Alvarez also said that margin of victory is too simplistic a metric to use in judging a team. Instead, he'll look at the relative performances of offensive and defensive units.
That means assessing not just how much one team scores in a game, but rather how many points were scored relative to the average allowance of the opposing defense.
Alvarez is somewhat of a living legend in college football. He's Wisconsin's most successful head coach, and he guided the program to continued success as the school's athletic director. A member of the College Football Hall of Fame, Alvarez's name was one of the first mentioned when the playoff committee was first established.
Alvarez won't abstain from polls entirely: The playoff committee will start putting theirs out weekly in the second half of the season. The former coach said he's glad they are waiting until late October to start publishing polls, giving him and other committee members time to sort the contenders from pretenders.
Also worth noting is that committee members have latitude in how they choose to judge respective teams.
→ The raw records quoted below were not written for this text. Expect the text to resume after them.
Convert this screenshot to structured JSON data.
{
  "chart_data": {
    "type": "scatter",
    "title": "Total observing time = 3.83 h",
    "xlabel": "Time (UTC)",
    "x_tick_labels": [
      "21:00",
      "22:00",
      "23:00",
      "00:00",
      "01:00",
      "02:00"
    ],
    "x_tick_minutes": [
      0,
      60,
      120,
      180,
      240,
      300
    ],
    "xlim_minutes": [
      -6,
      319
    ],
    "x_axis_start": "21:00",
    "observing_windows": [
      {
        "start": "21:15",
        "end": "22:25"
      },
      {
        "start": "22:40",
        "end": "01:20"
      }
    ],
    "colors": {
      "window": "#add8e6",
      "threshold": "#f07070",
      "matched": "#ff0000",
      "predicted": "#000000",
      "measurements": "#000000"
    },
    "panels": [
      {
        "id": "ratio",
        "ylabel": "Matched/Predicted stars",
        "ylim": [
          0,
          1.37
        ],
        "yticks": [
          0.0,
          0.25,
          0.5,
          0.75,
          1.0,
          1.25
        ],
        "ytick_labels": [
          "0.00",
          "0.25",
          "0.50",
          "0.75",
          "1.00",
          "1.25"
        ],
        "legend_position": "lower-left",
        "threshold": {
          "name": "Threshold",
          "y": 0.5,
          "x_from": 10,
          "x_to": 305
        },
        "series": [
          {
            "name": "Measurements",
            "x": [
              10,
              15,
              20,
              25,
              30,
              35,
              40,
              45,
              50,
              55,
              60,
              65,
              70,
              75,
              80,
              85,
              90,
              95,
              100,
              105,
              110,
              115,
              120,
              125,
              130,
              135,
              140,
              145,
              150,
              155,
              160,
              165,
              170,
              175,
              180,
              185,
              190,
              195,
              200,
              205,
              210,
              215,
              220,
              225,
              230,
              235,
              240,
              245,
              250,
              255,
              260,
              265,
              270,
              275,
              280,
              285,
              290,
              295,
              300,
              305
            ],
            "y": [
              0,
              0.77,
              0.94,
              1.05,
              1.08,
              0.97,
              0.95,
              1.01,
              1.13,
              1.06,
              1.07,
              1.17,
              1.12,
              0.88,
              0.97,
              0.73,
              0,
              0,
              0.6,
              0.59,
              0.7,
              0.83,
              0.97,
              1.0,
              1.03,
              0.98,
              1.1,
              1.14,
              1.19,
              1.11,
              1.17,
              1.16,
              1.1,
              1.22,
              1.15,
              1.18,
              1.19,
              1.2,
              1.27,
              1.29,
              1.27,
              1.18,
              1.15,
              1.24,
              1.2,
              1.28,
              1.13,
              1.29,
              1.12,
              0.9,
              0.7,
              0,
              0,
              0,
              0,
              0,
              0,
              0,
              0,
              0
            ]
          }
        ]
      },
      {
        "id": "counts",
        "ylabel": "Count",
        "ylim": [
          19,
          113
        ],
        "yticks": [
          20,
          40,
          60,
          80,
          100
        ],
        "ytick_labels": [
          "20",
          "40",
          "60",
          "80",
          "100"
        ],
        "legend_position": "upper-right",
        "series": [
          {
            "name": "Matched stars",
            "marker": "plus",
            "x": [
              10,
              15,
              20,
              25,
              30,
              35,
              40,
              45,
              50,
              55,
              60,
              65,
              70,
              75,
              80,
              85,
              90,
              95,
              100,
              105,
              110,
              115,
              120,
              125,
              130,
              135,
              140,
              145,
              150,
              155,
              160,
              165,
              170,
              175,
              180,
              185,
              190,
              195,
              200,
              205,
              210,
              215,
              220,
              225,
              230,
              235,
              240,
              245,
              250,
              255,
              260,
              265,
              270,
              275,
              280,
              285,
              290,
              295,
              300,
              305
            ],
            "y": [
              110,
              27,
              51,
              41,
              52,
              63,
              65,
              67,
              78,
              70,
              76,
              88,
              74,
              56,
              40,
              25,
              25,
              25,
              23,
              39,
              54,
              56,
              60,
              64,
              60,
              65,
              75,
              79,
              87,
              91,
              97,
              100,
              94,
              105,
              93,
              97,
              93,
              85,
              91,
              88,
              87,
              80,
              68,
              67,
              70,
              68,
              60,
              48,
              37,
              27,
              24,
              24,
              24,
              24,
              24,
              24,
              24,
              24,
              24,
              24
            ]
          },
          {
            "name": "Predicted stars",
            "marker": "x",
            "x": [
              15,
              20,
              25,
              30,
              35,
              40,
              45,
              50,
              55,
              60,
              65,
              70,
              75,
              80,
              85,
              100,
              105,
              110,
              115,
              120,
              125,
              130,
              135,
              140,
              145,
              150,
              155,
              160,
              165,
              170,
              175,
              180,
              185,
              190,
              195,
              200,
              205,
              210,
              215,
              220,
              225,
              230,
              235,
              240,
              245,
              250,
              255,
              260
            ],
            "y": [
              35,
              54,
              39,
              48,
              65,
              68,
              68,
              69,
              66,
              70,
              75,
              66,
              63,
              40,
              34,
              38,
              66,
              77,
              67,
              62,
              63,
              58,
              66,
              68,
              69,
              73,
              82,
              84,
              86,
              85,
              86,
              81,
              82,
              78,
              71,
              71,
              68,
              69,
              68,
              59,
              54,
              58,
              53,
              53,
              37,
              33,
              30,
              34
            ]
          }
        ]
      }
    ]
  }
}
Each has an array of tools they can use to evaluate teams throughout the season, including access to coach game tape and condensed broadcasts of each game, which let the committee members watch an entire game in just an hour.
The first committee poll will be released on Oct. 28. Fans should brace for fireworks: While the playoff was designed to remedy some of the controversy created by the BCS, the subjective nature of the committee's decision-making process seems to set the stage for familiar controversy -- only now in a slightly different form.